Allá por el año 1956, a Galerías Preciados se le ocurrió un eslogan que consiguió mucha aceptación: “Practique la elegancia social del regalo”, y todos nos afanamos en ser lo más elegantes posible haciendo regalos con la pretensión de sobresalir socialmente.
Pero eso fue hace ya sesenta y dos años y ahora lo del regalo ha ido alcanzando unas proporciones entonces impensables incluso para los promotores de tan ingenioso eslogan.
Ahora se hacen regalos a las catequistas que preparan a los niños para la primera comunión, a los profesores de párvulos y a los tutores de secundaria; en los bautizos, en las comuniones y, por supuesto, en los cumpleaños. También cuando una niña llega a la mayoría de edad, cuando el chaval no trae ningún suspenso en junio; en el día de la madre, que ahora no sabemos muy bien cuando es, en el día del padre, del abuelo y hay casos en que también se regala en el día del santo, aunque uno se llame Borbundoforo o Leovigilda.
Pero lo de las bodas... eso sí que es una demostración de elegancia social. Claro está que ante los despropósitos que se iban alcanzando, a alguien, creo que fue al Corte Inglés, se le ocurrió lo de la lista de bodas, y a otro que ignoro su identidad, mucho más pragmático, ideo lo de mandar con la invitación su número de cuenta en el banco para que los invitados le ingresasen allí los regalos; lo que dejaba sin coartada a los que acostumbraban a comprar el regalo en el mecadillo y luego lo metían en una bolsa de Loewe.
Conozco a una pareja que no era partidaria de la lista de bodas y mucho menos de facilitar su cuenta bancaria, y se arriesgaron a dejar al libre albedrío de los invitados la elección del regalo.

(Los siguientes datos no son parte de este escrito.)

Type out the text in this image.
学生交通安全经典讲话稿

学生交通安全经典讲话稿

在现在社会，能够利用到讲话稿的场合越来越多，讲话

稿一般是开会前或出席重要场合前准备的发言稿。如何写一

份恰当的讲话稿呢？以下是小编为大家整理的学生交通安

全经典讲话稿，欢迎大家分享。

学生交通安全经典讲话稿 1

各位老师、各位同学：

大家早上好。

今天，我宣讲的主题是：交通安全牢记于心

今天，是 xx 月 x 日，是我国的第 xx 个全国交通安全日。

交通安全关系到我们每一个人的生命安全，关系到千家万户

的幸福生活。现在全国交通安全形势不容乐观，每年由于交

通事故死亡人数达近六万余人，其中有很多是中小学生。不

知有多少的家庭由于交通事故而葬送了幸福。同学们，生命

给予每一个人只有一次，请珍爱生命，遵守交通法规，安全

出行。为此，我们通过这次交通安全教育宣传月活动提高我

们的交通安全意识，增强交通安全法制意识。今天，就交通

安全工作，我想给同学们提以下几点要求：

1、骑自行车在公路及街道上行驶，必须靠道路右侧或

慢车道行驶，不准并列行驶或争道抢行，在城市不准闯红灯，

El resultado: cinco pares de relojes, un viaje de fin de semana en una casa con encanto, dos estancias en sendos Paradores a elegir, una visita a Caravaca de la Cruz con motivo de su año jubilar, tres juegos de café, dos yogurteras, dos cuberterias, una de acero inoxidable y otra de alpaca plateada, un cuadro de una marina que les pintó un amigo aficionado, y no muy bueno por cierto, que después no sabían dónde colocarlo. Y ¿para qué seguir? Dos juegos de vasos, una vajilla que tenía toda la pinta de haber sido un regalo anterior que no debía haber gustado a los receptores, y con toda razón, porque era francamente fea; etc. Etc. Etc., ¡Ah! Y un orinal de porcelana, que la novia pensó que era una sopera y que gracias a su suegra no lo utilizó como tal, en una comida de amigos.
A mí, personalmente, no me gusta que me hagan regalos, y espero que cuando celebre algún evento señalado, mis amigos hayan leído esto y actúen en consecuencia; pero, hablando ya en general, mi consejo es que nos olvidemos de una puñetera vez del viejo eslogan de Galerías Preciados, y pensemos que eso de la elegancia social del regalo no es nada más que una chorrada más que se les ocurre a los publicistas y que los demás terminamos aceptándolos como dogmas de fe.
De verdad, que no me gustan los regalos.